Install PySpark in Google Colab with Github Integration
Pre-requisites
Colab account (https://colab.research.google.com/)
Github account (https://github.com/)
Introduction:
Google Colab is an excellent environment for learning and practicing data processing and big data tools like Apache Spark. For beginners, PySpark (the Python API for Spark) is an ideal way to get started with Spark, allowing you to run Spark applications using Python. Moreover, integrating your Colab notebook with a GitHub repository provides a convenient way to save, share, and version your work, making collaboration and future reference easy.
This guide will walk you through the steps to set up PySpark in Google Colab, run a basic Spark application, and save your work in a GitHub repository.
Step 1:
Setting Up PySpark in Google Colab
Create new Colab notebook
Step 2:
Install PySpark using below command
!pip install pyspark
Spark got installed successfully. Now we have to create a Spark application.
Step 3:
Create a Spark application with required libraries
from pyspark.sql import SparkSession
from pyspark.sql.functions import *
from pyspark.sql.functions import udf, explode, col, regexp_replace
from pyspark.sql.types import IntegerType,StringType,ArrayType
spark = SparkSession.builder.appName('Spark_test_App').getOrCreate()
You are done. Lets run some spark codes.
Step 4:
Connect Colab to GitHub:
Go to File > Save a Copy in GitHub.
Sign in with your GitHub account if prompted.

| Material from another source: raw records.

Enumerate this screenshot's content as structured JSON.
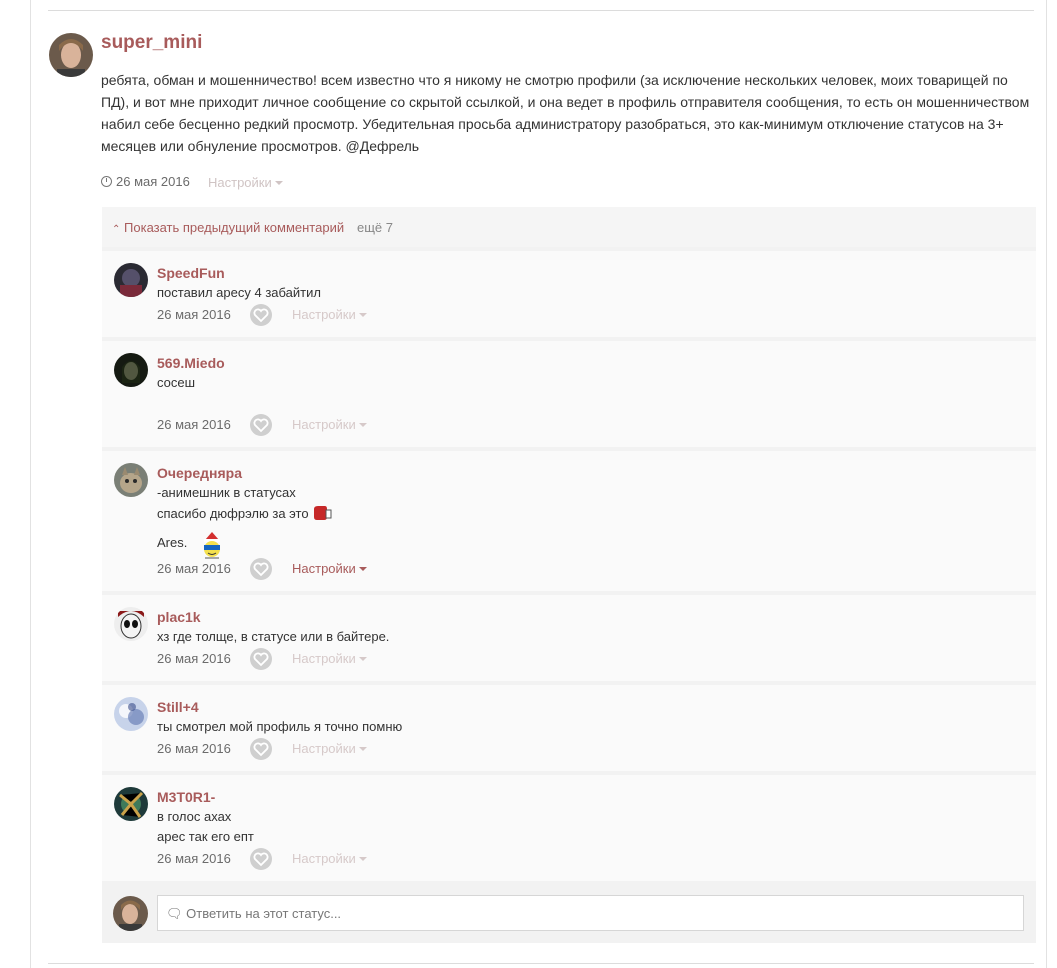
{
  "post": {
    "author": "super_mini",
    "text": "ребята, обман и мошенничество! всем известно что я никому не смотрю профили (за исключение нескольких человек, моих товарищей по ПД), и вот мне приходит личное сообщение со скрытой ссылкой, и она ведет в профиль отправителя сообщения, то есть он мошенничеством набил себе бесценно редкий просмотр. Убедительная просьба администратору разобраться, это как-минимум отключение статусов на 3+ месяцев или обнуление просмотров. @Дефрель",
    "date": "26 мая 2016",
    "settings_label": "Настройки"
  },
  "show_previous": {
    "label": "Показать предыдущий комментарий",
    "more": "ещё 7"
  },
  "comments": [
    {
      "author": "SpeedFun",
      "lines": [
        "поставил аресу 4 забайтил"
      ],
      "date": "26 мая 2016",
      "settings": "Настройки"
    },
    {
      "author": "569.Miedo",
      "lines": [
        "сосеш"
      ],
      "date": "26 мая 2016",
      "settings": "Настройки"
    },
    {
      "author": "Очередняра",
      "lines": [
        "-анимешник в статусах",
        "спасибо дюфрэлю за это",
        "Ares."
      ],
      "date": "26 мая 2016",
      "settings": "Настройки"
    },
    {
      "author": "plac1k",
      "lines": [
        "хз где толще, в статусе или в байтере."
      ],
      "date": "26 мая 2016",
      "settings": "Настройки"
    },
    {
      "author": "Still+4",
      "lines": [
        "ты смотрел мой профиль я точно помню"
      ],
      "date": "26 мая 2016",
      "settings": "Настройки"
    },
    {
      "author": "M3T0R1-",
      "lines": [
        "в голос ахах",
        "арес так его епт"
      ],
      "date": "26 мая 2016",
      "settings": "Настройки"
    }
  ],
  "reply": {
    "placeholder": "Ответить на этот статус..."
  },
  "icons": {
    "clock": "clock-icon",
    "like": "heart-icon",
    "caret": "caret-down-icon",
    "chevron": "chevron-up-icon",
    "comment": "speech-bubble-icon"
  },
  "colors": {
    "accent": "#a85b5b",
    "muted_settings": "#d6c9c9"
  }
}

Choose the desired repository and directory where you’d like to save the notebook.
Provide a commit message and save.
Saving Updates: Whenever you make updates to the notebook, you can repeat the same steps to save new versions or edits directly to your GitHub repository. This maintains version control, so you can track changes over time.
Accessing from GitHub: Your notebook will be stored as an
.ipynb
file in your repository, which you can share or revisit later. This makes it easy for others to view your work or collaborate with you on learning Spark.
Now when you are opening your code repository, you will get it like below.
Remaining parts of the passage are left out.